Every engine on this page is run in the same mode: a real disk flush on every single commit. Same rules for everyone, so the numbers are directly comparable. This is the honest cost of durability, and it is why these figures are in the hundreds and low thousands rather than the hundreds of thousands.

The numbers

Durable writes, flush on every commit, 1 KB values, 8 concurrent clients, on the Apple M4:

Engine Shape Durable writes/sec p99 How
sqlite B-tree 17,000 4 ms Groups concurrent commits into one flush
badger LSM 16,000 2 ms Groups concurrent commits into one flush
goleveldb LSM 1,100 31 ms One flush per commit
pebble LSM 980 32 ms One flush per commit
tamnd/kv hash-log 740 58 ms One flush per commit
pogreb hash-log 360 102 ms One flush per commit
buntdb in-memory B-tree 250 105 ms One flush per commit
bbolt B+tree 110 230 ms One flush per commit

The 20x gap at the top is not a faster disk, it is a smarter commit. badger and sqlite practice group commit: when eight clients commit at once, the engine collects them and flushes the disk once for the whole batch, so eight durable writes cost one flush.

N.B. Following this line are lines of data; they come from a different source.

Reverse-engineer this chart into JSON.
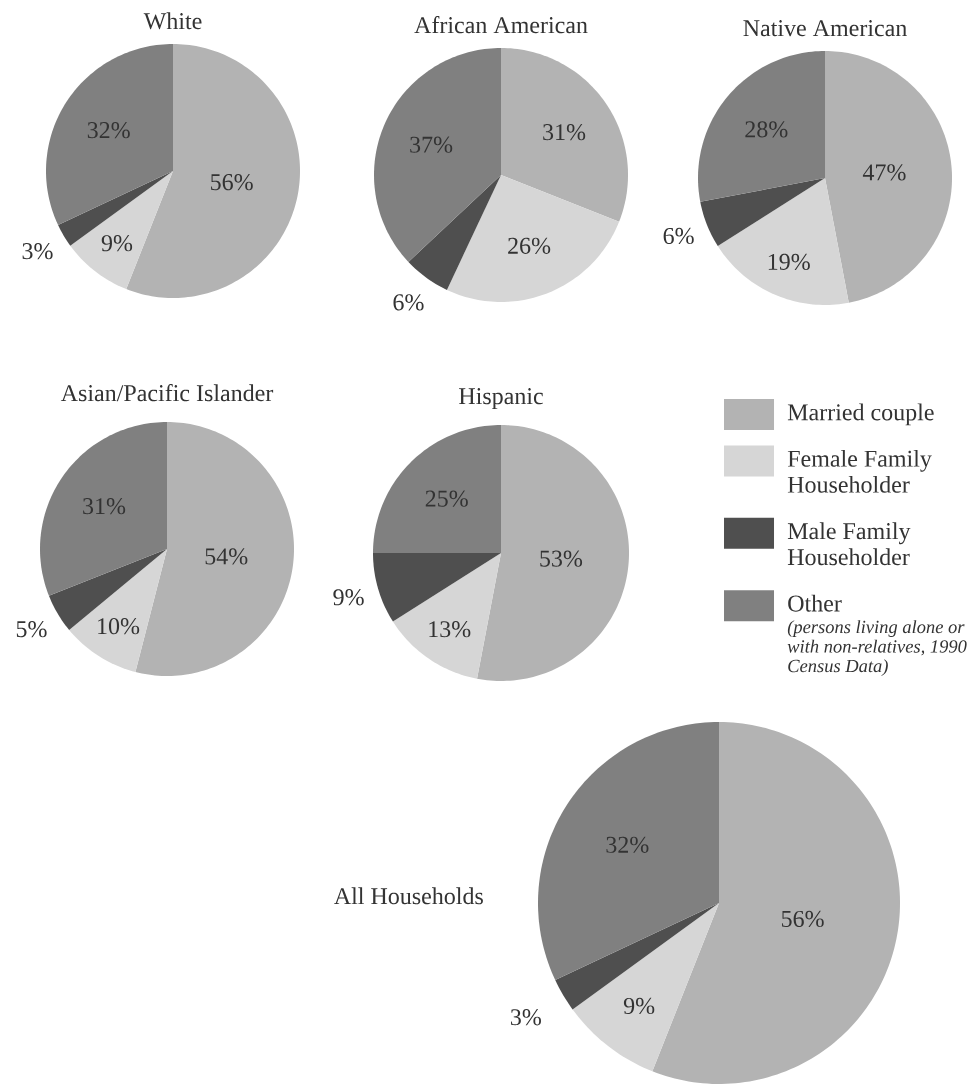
{
  "chart_data": [
    {
      "type": "pie",
      "title": "White",
      "categories": [
        null,
        null,
        null,
        null
      ],
      "values": [
        56,
        9,
        3,
        32
      ],
      "colors": [
        "#b3b3b3",
        "#d6d6d6",
        "#4f4f4f",
        "#808080"
      ],
      "value_labels": [
        "56%",
        "9%",
        "3%",
        "32%"
      ]
    },
    {
      "type": "pie",
      "title": "African American",
      "categories": [
        null,
        null,
        null,
        null
      ],
      "values": [
        31,
        26,
        6,
        37
      ],
      "colors": [
        "#b3b3b3",
        "#d6d6d6",
        "#4f4f4f",
        "#808080"
      ],
      "value_labels": [
        "31%",
        "26%",
        "6%",
        "37%"
      ]
    },
    {
      "type": "pie",
      "title": "Native American",
      "categories": [
        null,
        null,
        null,
        null
      ],
      "values": [
        47,
        19,
        6,
        28
      ],
      "colors": [
        "#b3b3b3",
        "#d6d6d6",
        "#4f4f4f",
        "#808080"
      ],
      "value_labels": [
        "47%",
        "19%",
        "6%",
        "28%"
      ]
    },
    {
      "type": "pie",
      "title": "Asian/Pacific Islander",
      "categories": [
        null,
        null,
        null,
        null
      ],
      "values": [
        54,
        10,
        5,
        31
      ],
      "colors": [
        "#b3b3b3",
        "#d6d6d6",
        "#4f4f4f",
        "#808080"
      ],
      "value_labels": [
        "54%",
        "10%",
        "5%",
        "31%"
      ]
    },
    {
      "type": "pie",
      "title": "Hispanic",
      "categories": [
        "Married couple",
        "Female Family Householder",
        "Male Family Householder",
        "Other"
      ],
      "values": [
        53,
        13,
        9,
        25
      ],
      "colors": [
        "#b3b3b3",
        "#d6d6d6",
        "#4f4f4f",
        "#808080"
      ],
      "value_labels": [
        "53%",
        "13%",
        "9%",
        "25%"
      ],
      "legend": "right",
      "annotations": [
        "(persons living alone or with non-relatives, 1990 Census Data)"
      ]
    },
    {
      "type": "pie",
      "title": "All Households",
      "categories": [
        null,
        null,
        null,
        null
      ],
      "values": [
        56,
        9,
        3,
        32
      ],
      "colors": [
        "#b3b3b3",
        "#d6d6d6",
        "#4f4f4f",
        "#808080"
      ],
      "value_labels": [
        "56%",
        "9%",
        "3%",
        "32%"
      ]
    }
  ]
}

The other engines flush per commit, so they hit the disk's physical flush ceiling, a few hundred per second on this hardware, no matter how many clients are waiting.

This is the one place where tamnd/kv's per-commit fsync shows: at 740 durable writes/sec it sits mid-pack, well behind the group-committing engines. If durable write throughput under concurrency is your bottleneck, that batching is the feature to look for.

What to pick

  • badger for durable writes with the lowest tail (2 ms p99) and an LSM's friendly write path.
  • sqlite if you also want SQL and transactions; it matches badger's durable rate through the same group-commit trick.
  • Either one any time many clients commit concurrently and every commit must be safe.

What to avoid

  • bbolt for high-rate durable writes. At 110 per second it is the floor here, because a crash-safe B-tree copies a path of pages and then flushes on every commit.
  • Reading a flush-off write number (from the ingest page) as if it were durable. An engine doing 239,000 writes/sec with the flush off does a few hundred to a few thousand with it on. Always check which mode a write number is.

A note on defaults

Out of the box, these engines disagree about durability: some flush on every commit, some flush on a timer, some not at all until you ask. That is why kvbench never compares them at their shipped defaults. tamnd/kv, for example, ships a default that flushes on a short timer and at checkpoints rather than on every commit, trading a sub-second worst-case loss window for far better throughput, with a per-commit-flush mode one option away when you need the numbers on this page. The methodology explains how the modes are kept comparable.